A. After “Funny People” (in 2009), I was thinking about marriage and how we’re all spinning too many plates and trying to be good parents. Everyone I know is caving in from their attempts to not screw anything up. One morning I just realized, ‘Oh, this could be about Pete and Debbie from “Knocked Up.”‘ … People were really into them and people would quote their scenes to me. In one of their arguments, Leslie says to Paul, ‘Just because you don’t yell doesn’t mean you’re not mean.’ People would mention that to me and I said I’d love to explore what that is.
Q. Are there parallels to your own life?
A. The main parallels are emotional. It is about how difficult it is to get along, how a lot of times you take on baggage from your childhood and project it onto your spouse. None of the events happened to us, but the emotional life is accurate. But it’s heightened. It’s us at our worst and exaggerated to make it interesting.

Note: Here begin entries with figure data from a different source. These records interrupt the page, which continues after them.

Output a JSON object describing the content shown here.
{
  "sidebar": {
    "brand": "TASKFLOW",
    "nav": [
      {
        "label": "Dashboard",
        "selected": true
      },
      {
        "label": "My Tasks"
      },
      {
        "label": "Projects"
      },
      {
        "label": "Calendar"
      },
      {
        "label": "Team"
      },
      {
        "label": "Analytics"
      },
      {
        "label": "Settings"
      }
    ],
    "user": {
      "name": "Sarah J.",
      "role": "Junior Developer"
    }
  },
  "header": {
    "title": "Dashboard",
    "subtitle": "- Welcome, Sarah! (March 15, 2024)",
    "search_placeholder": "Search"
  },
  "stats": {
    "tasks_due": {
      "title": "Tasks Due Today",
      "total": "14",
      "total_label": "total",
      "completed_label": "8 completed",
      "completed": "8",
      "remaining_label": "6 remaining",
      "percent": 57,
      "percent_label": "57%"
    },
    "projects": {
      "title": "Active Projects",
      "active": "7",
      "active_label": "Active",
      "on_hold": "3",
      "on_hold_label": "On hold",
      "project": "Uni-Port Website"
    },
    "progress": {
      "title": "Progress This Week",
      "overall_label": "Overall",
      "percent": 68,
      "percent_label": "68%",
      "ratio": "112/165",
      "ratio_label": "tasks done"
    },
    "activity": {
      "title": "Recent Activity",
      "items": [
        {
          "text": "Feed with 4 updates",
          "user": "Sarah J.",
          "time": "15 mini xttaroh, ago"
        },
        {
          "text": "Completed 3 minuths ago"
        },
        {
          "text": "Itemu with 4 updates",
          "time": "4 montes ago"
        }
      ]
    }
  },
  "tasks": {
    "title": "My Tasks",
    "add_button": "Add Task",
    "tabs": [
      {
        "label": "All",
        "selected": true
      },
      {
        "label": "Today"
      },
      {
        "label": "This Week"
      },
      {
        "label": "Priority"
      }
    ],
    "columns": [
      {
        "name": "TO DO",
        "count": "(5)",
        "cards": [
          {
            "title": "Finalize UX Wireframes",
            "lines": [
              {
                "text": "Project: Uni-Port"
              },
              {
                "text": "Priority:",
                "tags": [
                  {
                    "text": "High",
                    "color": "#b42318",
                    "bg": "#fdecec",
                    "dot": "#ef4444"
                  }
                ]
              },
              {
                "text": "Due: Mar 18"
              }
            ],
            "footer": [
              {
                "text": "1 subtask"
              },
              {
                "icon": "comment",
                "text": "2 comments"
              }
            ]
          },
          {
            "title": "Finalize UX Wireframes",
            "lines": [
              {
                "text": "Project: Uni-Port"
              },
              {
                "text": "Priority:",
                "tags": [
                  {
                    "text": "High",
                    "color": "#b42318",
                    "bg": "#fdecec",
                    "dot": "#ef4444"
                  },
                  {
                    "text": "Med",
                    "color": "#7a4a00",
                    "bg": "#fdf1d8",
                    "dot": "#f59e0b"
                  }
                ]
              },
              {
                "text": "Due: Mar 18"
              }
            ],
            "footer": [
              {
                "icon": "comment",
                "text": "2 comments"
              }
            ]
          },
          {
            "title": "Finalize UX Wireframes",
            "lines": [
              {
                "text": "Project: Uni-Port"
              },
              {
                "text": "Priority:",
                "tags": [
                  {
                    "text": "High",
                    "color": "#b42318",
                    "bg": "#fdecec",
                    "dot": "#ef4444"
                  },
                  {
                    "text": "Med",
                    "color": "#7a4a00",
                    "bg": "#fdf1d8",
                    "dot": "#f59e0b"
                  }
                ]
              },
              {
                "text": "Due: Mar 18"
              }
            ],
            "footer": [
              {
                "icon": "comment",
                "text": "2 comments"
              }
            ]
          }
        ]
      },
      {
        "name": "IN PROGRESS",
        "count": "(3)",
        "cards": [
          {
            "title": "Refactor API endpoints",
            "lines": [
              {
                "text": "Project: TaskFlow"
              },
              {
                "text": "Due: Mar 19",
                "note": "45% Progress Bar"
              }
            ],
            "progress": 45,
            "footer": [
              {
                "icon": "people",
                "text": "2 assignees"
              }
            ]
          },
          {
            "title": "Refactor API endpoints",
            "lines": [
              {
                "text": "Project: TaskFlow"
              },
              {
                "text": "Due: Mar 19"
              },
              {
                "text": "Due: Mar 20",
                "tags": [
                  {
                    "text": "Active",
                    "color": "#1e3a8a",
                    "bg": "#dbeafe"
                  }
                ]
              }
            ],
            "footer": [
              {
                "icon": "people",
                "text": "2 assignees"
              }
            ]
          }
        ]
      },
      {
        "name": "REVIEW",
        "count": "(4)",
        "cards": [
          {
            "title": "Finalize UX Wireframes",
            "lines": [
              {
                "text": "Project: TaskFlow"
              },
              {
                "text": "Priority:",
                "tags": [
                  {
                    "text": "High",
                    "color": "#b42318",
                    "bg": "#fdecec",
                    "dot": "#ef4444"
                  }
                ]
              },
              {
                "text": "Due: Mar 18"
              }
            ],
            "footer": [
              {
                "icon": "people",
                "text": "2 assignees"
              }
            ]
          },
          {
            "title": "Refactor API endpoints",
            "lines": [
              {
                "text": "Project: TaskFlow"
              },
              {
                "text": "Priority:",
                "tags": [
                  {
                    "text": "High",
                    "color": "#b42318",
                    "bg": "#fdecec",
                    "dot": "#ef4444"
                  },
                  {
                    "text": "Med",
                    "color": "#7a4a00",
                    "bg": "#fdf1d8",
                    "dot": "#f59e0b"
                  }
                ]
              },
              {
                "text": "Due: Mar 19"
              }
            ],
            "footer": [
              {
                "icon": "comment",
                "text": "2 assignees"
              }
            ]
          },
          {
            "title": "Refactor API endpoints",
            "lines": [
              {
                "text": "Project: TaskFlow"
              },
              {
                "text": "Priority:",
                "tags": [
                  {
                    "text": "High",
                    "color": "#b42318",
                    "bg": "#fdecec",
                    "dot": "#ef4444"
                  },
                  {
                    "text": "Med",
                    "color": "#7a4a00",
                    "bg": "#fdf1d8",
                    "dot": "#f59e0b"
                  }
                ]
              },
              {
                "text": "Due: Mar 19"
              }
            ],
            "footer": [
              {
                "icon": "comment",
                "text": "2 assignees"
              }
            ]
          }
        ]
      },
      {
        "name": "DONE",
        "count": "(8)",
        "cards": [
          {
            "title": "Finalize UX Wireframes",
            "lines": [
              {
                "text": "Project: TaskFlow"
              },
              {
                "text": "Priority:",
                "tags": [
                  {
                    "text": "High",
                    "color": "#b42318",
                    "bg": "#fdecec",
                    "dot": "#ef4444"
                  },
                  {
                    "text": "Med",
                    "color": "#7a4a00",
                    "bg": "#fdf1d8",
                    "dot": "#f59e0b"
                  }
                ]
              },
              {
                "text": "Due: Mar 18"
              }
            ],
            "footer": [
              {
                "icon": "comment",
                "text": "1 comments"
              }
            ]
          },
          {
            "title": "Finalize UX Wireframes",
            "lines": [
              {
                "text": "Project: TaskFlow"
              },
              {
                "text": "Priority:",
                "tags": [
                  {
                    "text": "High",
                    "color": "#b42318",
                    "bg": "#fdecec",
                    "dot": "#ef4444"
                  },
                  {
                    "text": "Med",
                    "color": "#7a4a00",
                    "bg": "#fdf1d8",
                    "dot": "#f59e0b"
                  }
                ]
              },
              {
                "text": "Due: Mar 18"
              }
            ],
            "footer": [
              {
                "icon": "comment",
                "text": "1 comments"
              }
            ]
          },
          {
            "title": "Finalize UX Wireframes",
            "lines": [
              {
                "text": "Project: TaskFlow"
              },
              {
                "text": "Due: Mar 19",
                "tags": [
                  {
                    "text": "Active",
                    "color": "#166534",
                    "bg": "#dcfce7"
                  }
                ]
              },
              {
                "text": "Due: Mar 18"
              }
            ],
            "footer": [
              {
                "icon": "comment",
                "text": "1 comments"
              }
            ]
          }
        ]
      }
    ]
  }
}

Q. You use many of the same people in your films – Rudd, Jason Segel, Seth Rogen. Do you see it as something like a company?
A. To me, when you like someone and you have a similar sensibility, you want to work with them again. Sometimes you just want to be around them. If I don’t make a movie with some of these people, I’m not going to see them because everyone’s very busy.

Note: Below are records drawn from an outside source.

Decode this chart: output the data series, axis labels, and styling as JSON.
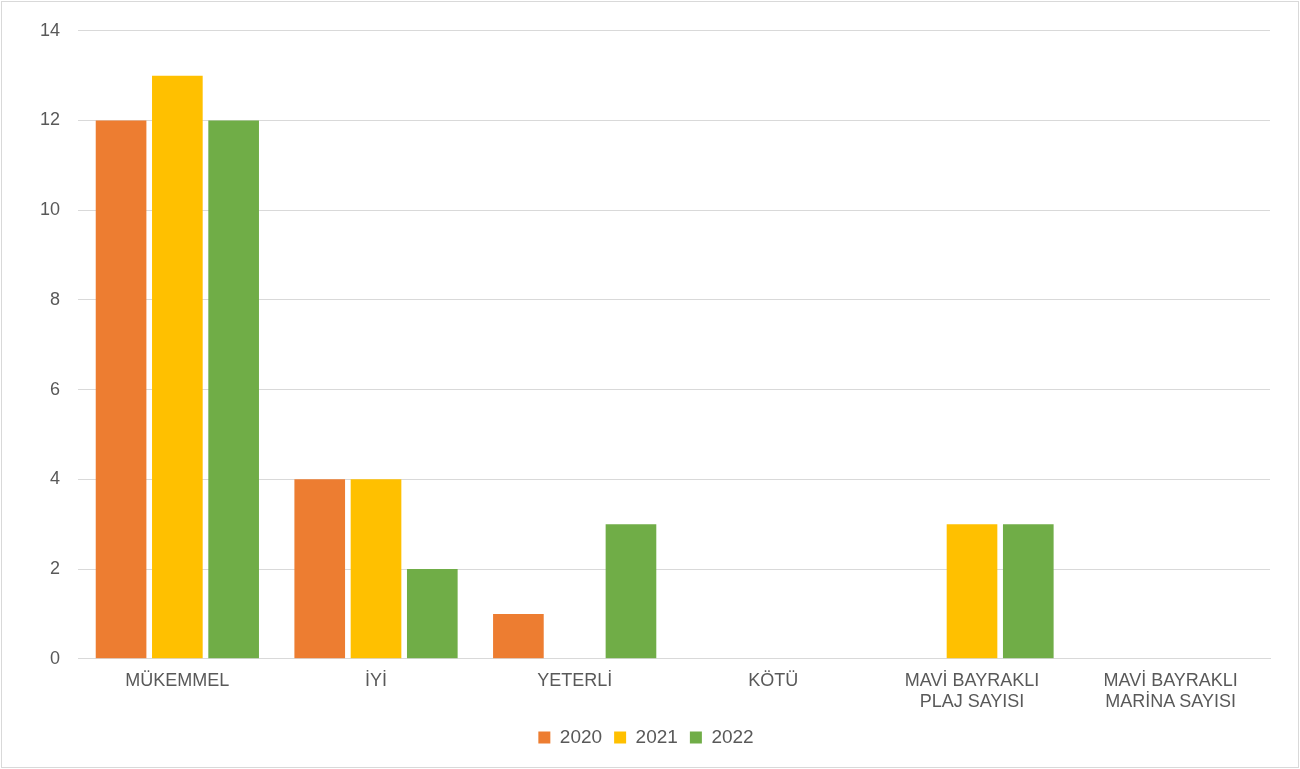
{
  "chart_data": {
    "type": "bar",
    "categories": [
      "MÜKEMMEL",
      "İYİ",
      "YETERLİ",
      "KÖTÜ",
      "MAVİ BAYRAKLI PLAJ SAYISI",
      "MAVİ BAYRAKLI MARİNA SAYISI"
    ],
    "series": [
      {
        "name": "2020",
        "color": "#ed7d31",
        "values": [
          12,
          4,
          1,
          0,
          0,
          0
        ]
      },
      {
        "name": "2021",
        "color": "#ffc000",
        "values": [
          13,
          4,
          0,
          0,
          3,
          0
        ]
      },
      {
        "name": "2022",
        "color": "#70ad47",
        "values": [
          12,
          2,
          3,
          0,
          3,
          0
        ]
      }
    ],
    "ylim": [
      0,
      14
    ],
    "yticks": [
      0,
      2,
      4,
      6,
      8,
      10,
      12,
      14
    ],
    "grid": "y",
    "legend": "bottom"
  }
}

Q. What made you think your wife and children would be a good fit in your films?
A. I just observed my family and I think, ‘We’re an odd bunch.’ We’ll be at dinner and laughing and fighting and getting on each other’s nerves and I always think, this is amusing. If someone taped this and watched this, they would think that ‘Who are these crazy people?’
Q. Do you feel like you’ve reshaped comedy in terms of American movies?
A. What I’ve done is champion a type of comedy that I like, which is really grounded, hopefully not generic. I like to make movies with filmmakers who are very passionate about what they’re saying. It’s in the same tradition of people like James Brooks, Cameron Crowe, Barry Levinson, Kevin Smith, Ivan Reitman and Woody Allen. Some of the process that we all learned from standup or Second City, we’ve all brought to how we make the films and it’s made them better. We shoot a lot of material, we shoot a lot of different jokes. The work is better because everyone has a lot to bring. It’s a deep collaboration. Not just because of me, because of a lot of people, comedies have gotten a lot better.
Q. You’ve also broken the barrier for comedies in terms of length. (“This Is 40” runs 134 minutes.)
A. A lot of the movies I love like “Terms of Endearment,” “Jerry McGuire,” or “Broadcast News,” all are a little over two hours. There are a lot of dramadies that don’t work when they’re 90 minutes. You need the extra 20 minutes to have the depth …Why do people want to watch the Titanic sink for three hours but they question whether it’s OK to laugh for two hours and 13 minutes?